# $Paillier$ 同態加密方案
背景
生成公鑰金鑰
隨機選取大素數 \(p,\ q\),保證 \((pq,\ (p - 1)\cdot (q - 1)) = 1\),計算 \(n = pq,\ \lambda = [p - 1,\ q - 1]\)
隨機選取 \(g\in \mathbb{Z_{n^2}^{*}}\),計算 \(\mu = [L(g^{\lambda}\ mod\ n^2)]^{-1}\ mod\ n\),其中 \(L(x) = \frac{x - 1}{n}\)
其中 \((n,\ g)\) 為公鑰,\((\lambda,\ \mu)\) 為私鑰
加密
將明文 \(m\) 對映成 \(0\leq m < n\)
選取 \(r\in \mathbb{Z_{n}^{*}},\ 0 < r < n\),即 \((r,\ n) = 1\)
計算密文 \(c = g^{m}\cdot r^{n}\ (mod\ n^2)\)
解密
計算 \(m = L(c^{\lambda}\ mod\ n^2)\cdot \mu\ (mod\ n)\)
正確性
由 \(\lambda = [p - 1,\ q - 1]\),所以對於 \(x\in \mathbb{Z_{n}}\),滿足 \(x^{\lambda}\equiv 1\ (mod\ p),\ x^{\lambda}\equiv 1\ (mod\ q)\)
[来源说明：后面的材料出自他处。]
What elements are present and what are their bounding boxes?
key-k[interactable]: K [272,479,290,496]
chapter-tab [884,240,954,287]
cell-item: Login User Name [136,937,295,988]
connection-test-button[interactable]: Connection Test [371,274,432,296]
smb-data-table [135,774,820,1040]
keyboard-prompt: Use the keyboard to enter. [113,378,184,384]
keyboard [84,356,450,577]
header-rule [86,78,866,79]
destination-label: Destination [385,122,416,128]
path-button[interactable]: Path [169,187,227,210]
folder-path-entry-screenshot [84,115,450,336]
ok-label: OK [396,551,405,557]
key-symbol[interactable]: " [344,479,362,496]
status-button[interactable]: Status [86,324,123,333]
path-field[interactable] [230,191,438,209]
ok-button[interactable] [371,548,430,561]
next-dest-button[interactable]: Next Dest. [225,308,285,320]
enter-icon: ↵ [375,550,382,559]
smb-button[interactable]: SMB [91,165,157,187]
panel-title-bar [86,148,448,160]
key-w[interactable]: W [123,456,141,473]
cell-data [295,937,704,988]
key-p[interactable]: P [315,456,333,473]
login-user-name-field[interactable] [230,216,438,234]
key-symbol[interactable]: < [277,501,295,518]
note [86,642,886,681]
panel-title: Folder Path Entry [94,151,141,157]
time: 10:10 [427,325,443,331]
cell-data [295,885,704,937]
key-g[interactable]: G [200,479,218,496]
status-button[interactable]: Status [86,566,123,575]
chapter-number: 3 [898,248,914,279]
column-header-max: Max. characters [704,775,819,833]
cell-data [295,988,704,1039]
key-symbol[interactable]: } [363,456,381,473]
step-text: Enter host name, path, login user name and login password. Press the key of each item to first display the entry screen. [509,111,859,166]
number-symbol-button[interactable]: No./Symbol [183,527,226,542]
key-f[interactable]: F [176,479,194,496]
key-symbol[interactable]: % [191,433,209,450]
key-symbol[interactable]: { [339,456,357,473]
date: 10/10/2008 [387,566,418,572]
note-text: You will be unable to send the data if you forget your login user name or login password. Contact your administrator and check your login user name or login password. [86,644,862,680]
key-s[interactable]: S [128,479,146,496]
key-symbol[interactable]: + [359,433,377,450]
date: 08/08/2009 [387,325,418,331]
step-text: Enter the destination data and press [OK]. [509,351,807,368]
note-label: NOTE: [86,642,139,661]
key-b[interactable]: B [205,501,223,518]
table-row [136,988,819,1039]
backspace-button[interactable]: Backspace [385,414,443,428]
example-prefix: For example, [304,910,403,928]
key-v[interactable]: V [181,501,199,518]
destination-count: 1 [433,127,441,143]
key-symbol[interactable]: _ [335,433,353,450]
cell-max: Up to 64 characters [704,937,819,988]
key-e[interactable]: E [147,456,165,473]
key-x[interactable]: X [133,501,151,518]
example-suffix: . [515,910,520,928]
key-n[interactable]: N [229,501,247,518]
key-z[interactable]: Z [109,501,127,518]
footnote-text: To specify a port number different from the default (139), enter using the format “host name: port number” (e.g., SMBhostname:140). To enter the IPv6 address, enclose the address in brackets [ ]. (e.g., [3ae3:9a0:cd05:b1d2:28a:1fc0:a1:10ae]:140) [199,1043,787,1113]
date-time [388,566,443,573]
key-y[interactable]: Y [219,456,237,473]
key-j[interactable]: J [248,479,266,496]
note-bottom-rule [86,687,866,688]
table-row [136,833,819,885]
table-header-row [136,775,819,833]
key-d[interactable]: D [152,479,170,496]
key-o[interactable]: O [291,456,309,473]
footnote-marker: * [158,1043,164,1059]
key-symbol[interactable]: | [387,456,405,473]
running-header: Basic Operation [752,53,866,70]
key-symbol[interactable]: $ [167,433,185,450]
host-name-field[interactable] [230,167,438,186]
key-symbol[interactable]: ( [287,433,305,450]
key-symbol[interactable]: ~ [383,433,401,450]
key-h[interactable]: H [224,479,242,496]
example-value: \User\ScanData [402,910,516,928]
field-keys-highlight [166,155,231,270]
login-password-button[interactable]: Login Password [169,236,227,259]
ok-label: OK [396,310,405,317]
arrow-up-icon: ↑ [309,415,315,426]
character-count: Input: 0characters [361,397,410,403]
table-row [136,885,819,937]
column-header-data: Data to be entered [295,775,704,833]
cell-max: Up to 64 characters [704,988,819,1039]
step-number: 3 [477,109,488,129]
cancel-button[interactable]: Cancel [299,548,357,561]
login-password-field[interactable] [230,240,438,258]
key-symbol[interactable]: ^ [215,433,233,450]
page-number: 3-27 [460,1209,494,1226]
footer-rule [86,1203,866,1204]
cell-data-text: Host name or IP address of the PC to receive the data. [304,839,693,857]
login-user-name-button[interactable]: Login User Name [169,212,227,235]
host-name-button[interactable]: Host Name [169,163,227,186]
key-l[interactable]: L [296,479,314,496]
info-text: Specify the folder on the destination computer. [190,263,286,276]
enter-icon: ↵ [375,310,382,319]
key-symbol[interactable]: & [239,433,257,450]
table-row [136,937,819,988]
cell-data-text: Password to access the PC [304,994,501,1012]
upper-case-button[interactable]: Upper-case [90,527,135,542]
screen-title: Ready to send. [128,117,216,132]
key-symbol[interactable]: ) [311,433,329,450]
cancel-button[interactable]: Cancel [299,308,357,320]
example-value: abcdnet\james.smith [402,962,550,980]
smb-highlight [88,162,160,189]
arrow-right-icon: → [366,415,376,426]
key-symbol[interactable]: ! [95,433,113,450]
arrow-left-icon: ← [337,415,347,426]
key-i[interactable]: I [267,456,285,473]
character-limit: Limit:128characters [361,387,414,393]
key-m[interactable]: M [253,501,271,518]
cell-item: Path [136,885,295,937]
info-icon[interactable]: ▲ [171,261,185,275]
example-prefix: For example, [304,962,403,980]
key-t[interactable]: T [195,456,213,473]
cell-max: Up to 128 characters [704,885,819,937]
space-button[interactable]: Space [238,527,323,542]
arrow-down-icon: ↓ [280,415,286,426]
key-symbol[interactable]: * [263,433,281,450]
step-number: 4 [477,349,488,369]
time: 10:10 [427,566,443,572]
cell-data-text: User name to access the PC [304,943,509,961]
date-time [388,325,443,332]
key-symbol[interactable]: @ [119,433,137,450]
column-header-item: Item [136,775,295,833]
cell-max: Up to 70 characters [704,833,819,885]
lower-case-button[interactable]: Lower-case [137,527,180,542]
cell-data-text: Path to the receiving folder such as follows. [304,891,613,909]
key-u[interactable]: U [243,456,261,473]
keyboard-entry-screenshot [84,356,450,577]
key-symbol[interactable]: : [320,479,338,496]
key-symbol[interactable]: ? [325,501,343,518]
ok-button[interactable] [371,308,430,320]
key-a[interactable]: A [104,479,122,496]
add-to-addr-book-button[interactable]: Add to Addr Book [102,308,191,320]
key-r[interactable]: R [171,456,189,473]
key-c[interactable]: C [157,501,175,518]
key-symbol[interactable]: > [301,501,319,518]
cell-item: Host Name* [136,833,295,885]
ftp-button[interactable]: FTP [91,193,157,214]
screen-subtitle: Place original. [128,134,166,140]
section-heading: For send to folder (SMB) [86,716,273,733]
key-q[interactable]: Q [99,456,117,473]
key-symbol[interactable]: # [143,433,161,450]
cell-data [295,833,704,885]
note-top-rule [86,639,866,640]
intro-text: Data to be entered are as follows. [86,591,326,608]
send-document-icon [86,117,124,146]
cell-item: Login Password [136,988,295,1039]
所以有 \(g^{\lambda}\equiv 1\ (mod\ n),\ r^{\lambda}\equiv 1\ (mod\ n)\)
不妨設 \(g = 1 + qn,\ r = 1 + q'n\),滿足 \(q,\ q'\in \mathbb{Z}\)
計算
\[\begin{aligned} c^{\lambda} & \equiv g^{m\lambda}\cdot r^{n\lambda}\ (mod\ n^2)\\ & \equiv (1 + qn)^{m}\cdot (1 + q'n)^{n}\ (mod\ n^2)\\ & \equiv (1 + qnm)\cdot (1 + q'n^2)\ (mod\ n^2)\\ & \equiv 1 + qnm\ (mod\ n^2) \end{aligned} \]所以
\[\frac{c^{\lambda} - 1}{n}\equiv qm\ ( mod\ n^2) \]同理計算出
\[\frac{g^{\lambda} - 1}{n}\equiv q\ (mod\ n^2) \]所以
\[m\equiv \frac{\frac{c^{\lambda} - 1}{n}\ mod\ n^2}{\frac{g^{\lambda} - 1}{n}\ mod\ n^2}\equiv qm\cdot q^{-1}\equiv m\ (mod\ n) \]隨機選取 \(g\)
令 \(g = 1 + n\)
則 \((1 + n)^n\equiv 1 + n^2\equiv 1\ (mod\ n^2)\),這意味著 \(ord(1 + n)\mid n\)
而對於 \(1 < k < n\),有 \((1 + n)^k\equiv 1 + kn\not\equiv 1\ (mod\ n^2)\),所以 \(ord(1 + n) = n\)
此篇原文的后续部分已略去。